Now sponsored by Athleta, the women’s apparel brand which offers full maternity benefits, Felix recently spoke out again to say that in the midst of the contract negotiations, Nike asked her to participate in “female empowerment” ads. “My stomach dropped. I was like, this is just beyond disrespectful and tone-deaf,” she told Time magazine.
Felix is now the mother of a two-year-old girl named Camryn and founder of her own sportswear brand, Saysh. At age 35, she is one of three U.S. women who have qualified for the women’s 400-meter sprint in Tokyo. Her Olympic story is one of inclusion. But for Brianna McNeal, the sports world still has too far to go to make women’s lives livable.

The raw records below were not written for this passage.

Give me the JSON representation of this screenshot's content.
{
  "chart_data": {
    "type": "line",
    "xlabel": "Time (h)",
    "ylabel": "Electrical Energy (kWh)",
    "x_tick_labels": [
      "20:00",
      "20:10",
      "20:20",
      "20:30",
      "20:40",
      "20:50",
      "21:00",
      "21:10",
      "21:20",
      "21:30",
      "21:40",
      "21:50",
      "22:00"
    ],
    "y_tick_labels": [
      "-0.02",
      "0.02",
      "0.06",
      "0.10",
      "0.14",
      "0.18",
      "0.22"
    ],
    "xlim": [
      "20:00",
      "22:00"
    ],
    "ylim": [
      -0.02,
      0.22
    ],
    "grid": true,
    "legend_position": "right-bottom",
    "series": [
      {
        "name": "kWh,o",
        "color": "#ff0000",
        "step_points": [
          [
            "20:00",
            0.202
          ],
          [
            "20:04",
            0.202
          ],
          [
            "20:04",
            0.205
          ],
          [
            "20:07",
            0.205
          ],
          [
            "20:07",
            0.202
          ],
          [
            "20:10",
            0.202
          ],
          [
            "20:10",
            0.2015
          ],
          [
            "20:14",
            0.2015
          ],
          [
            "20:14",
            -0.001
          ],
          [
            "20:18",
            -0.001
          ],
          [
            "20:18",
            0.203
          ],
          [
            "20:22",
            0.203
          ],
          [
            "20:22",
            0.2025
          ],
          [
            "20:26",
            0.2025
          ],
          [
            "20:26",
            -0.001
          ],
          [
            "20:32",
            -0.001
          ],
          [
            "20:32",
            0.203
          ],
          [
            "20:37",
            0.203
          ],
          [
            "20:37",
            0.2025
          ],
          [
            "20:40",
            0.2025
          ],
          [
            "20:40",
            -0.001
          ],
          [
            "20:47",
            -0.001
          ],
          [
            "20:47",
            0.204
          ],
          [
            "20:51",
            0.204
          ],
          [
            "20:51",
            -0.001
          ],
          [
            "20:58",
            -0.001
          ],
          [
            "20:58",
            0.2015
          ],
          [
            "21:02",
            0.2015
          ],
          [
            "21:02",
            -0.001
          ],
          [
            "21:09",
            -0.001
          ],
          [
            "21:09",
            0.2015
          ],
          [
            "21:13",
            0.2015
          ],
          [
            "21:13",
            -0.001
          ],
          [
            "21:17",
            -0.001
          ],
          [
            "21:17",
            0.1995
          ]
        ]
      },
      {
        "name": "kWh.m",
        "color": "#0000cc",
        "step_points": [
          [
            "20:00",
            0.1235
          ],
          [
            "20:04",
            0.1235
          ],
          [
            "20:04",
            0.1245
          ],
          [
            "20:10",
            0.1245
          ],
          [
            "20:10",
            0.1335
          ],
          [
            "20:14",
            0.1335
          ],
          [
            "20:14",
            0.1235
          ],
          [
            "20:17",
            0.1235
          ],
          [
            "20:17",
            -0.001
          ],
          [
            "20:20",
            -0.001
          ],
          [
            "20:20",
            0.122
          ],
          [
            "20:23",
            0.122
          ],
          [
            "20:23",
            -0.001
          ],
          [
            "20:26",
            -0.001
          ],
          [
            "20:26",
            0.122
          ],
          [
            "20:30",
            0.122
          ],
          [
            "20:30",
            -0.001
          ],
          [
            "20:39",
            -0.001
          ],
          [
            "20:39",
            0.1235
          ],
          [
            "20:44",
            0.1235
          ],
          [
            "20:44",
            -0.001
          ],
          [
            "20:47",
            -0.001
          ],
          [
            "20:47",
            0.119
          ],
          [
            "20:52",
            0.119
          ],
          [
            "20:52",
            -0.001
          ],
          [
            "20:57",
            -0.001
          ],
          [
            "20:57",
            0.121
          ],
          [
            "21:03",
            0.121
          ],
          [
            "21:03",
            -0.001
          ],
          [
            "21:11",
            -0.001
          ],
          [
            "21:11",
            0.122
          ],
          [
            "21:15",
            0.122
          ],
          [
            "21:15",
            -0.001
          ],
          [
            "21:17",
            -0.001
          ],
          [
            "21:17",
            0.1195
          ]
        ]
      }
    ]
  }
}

Shortly after her interview with the New York Times, her appeal against her suspension from her sport was denied.
More poignantly, shortly after her abortion, a troubling new virus began to spread around the world. The Olympic Games planned for 2020 were suddenly rescheduled because of COVID-19. McNeal was devastated by the unexpected postponement, she told the Times, because that meant she could have had her baby without missing the competition after all.
“I can’t imagine the pain of that realization for her,” says Pirrotta.